Tuesday, September 08, 2009

An Older Post

In my boredom inspired surfing of the internet, I came across this one.

Dated, but good nonetheless especially for young female millennials who are about to enter college. And understand it's not me saying it, it's a woman, so don't yell at me.

She has moved to Townhall, I guess that is her older blog account.


Anonymous said...

She has that spot on.

I have to admit my experiences working with women have been similar. Some can be very edgy, bitchy and territorial, yet at the same time are indirect.

When men disagree, they usually quickly fight it out and five minutes later all is normal between the two parties. Not so with women, they in general tend to nurse a grudge and find other ways to get even. I never understood how much information, rumor, gossip, and behind the back conversations goes on in the office until our lunch gathering (I'm the only guy in it) started.

I'm a guy, but am considered "one of the girls" by my teammates. Our lunchtime women-centric discussions don't embarrass me, although I get kidded about it a lot.

Anonymous said...

I agree with Anonymous, Ms. Grimes has that spot on.

I say this as a 35-year old woman who worked as engineer in cubicle farm jobs from 1998 until 2007.

Even in high school, most of the people who tried to dissuade me from pursuing an engineering degree were other women. Because I should be a teacher or get an English degree. The guys in my class were supportive of me being an engineer.

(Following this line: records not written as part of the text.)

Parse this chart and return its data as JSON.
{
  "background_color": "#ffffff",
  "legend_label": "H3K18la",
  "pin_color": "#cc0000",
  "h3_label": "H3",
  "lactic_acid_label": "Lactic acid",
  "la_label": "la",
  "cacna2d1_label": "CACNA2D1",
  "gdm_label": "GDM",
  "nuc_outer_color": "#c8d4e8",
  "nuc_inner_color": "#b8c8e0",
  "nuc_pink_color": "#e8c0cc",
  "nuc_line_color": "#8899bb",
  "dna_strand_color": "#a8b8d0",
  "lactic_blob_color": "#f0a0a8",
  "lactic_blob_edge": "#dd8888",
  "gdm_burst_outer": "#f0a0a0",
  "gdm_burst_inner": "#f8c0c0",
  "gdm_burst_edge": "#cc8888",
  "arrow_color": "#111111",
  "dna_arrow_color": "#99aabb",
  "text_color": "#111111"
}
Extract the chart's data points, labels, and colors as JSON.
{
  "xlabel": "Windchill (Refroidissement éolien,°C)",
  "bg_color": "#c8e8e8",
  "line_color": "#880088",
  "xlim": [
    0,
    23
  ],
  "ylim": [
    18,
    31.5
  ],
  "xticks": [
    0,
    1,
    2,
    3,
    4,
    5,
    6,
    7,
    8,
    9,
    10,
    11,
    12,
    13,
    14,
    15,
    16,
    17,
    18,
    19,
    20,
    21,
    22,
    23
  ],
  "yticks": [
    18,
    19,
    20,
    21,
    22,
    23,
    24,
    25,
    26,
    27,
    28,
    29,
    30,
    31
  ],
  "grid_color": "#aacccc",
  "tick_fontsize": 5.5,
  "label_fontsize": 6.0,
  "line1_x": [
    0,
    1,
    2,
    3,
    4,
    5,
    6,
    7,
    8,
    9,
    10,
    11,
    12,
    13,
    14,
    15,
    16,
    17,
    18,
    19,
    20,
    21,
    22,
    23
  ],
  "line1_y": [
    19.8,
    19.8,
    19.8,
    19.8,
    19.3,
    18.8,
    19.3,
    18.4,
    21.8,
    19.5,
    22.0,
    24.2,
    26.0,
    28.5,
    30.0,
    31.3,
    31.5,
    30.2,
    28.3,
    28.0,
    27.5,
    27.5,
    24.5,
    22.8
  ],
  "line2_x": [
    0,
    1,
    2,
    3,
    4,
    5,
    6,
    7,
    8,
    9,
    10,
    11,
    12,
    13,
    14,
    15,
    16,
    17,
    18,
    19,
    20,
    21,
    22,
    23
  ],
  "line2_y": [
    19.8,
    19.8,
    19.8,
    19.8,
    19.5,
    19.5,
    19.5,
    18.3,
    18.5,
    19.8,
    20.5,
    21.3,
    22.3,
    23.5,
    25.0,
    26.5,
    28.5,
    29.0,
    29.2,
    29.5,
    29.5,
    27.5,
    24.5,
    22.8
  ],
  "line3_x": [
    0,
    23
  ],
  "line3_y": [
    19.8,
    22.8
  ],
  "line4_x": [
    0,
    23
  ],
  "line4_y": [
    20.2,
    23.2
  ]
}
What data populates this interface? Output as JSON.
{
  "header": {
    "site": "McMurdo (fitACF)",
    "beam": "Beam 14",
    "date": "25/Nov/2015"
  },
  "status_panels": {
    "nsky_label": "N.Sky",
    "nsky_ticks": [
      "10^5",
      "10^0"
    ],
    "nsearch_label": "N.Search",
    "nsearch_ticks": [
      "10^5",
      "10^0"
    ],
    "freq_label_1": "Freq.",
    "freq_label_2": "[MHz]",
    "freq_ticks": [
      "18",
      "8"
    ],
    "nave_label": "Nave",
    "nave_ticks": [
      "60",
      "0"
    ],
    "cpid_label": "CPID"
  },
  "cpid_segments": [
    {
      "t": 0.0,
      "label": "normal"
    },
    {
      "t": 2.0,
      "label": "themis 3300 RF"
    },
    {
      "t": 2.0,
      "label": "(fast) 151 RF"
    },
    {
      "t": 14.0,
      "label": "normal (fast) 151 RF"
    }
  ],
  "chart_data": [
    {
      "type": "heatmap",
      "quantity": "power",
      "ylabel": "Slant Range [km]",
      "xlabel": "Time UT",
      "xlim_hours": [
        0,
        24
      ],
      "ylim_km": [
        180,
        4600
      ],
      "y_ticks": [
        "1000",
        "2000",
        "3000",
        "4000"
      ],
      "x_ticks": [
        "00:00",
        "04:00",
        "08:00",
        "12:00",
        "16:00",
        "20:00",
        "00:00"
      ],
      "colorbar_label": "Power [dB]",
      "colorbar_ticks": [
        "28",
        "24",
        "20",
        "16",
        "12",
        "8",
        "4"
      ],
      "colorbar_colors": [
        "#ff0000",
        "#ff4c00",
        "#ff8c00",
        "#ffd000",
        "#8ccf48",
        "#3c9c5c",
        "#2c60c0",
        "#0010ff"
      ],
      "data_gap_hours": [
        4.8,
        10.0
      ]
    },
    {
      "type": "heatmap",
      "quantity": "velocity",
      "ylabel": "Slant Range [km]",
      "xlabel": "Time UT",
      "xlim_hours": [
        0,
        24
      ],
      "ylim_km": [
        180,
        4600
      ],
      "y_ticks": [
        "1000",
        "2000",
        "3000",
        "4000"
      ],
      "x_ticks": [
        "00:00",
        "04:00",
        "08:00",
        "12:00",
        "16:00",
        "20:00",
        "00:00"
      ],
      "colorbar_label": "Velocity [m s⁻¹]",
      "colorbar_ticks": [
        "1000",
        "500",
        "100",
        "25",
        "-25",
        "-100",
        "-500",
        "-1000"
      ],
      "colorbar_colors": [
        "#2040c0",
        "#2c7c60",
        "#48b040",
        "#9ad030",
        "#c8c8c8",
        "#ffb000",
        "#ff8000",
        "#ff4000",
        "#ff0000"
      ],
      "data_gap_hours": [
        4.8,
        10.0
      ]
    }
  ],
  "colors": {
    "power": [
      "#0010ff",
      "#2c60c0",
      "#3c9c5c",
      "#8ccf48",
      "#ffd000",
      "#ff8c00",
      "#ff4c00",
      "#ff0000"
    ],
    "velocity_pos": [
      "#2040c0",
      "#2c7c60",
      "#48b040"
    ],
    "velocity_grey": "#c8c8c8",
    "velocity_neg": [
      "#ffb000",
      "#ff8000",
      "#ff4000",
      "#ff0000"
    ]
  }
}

Same thing in college -- the guys I had classes with and did homework with had no problem with me being in the major I was in, or with me being studious and not a party animal. But the girls I met were constantly on my ass about why didn't I date, why didn't I wear makeup, snippy comments about me having a harem of guys (I'm good at math and am glad to help other people with their homework -- so yeah, in a math-intensive male-dominated major, I had a lot of guy friends; shocking, I know), and you could take 90% of the comments I got from the girls hassling me in high school and college and it all came down to "you don't conform, AND YOU SHOULD!!"

Once I got out of college and into the working world, things got a little bit better, but now I come to what was the most interesting part of the article for me: Ms. Grimes' age. Another female engineering friend and I had both sat down one evening and had realized the women we had the biggest problems with in the workplace were about 10-15 years older than us. Since my friend and I were born in 1973 and 1974 respectively, that puts our problem co-workers birth years around the early to mid 1960s.

I had wondered if part of it was a generational thing, and from Ms. Grimes' article it seems like it is.

"Sadly, no one is addressing how feminists abuse their power, particularly in the workplace by holding employers and coworkers hostage out of fear of a harassment lawsuit. These angry women abuse coworkers verbally and mentally, extort their bosses and leave a wake of destruction in the workplace no one can repair. And they know it."

One of the companies I worked for had a female CEO for a while -- and while she wasn't outright abusive, she often pitted departments against each other, to the detriment of the company. And no one dared say a word, for the reasons stated above. Although I'm not sure if that CEO knew how much conflict she was causing or if that was the state of things she encountered everywhere she went so she figured the world must naturally be that way.

Anyway, excellent article and thank you for posting the link to it.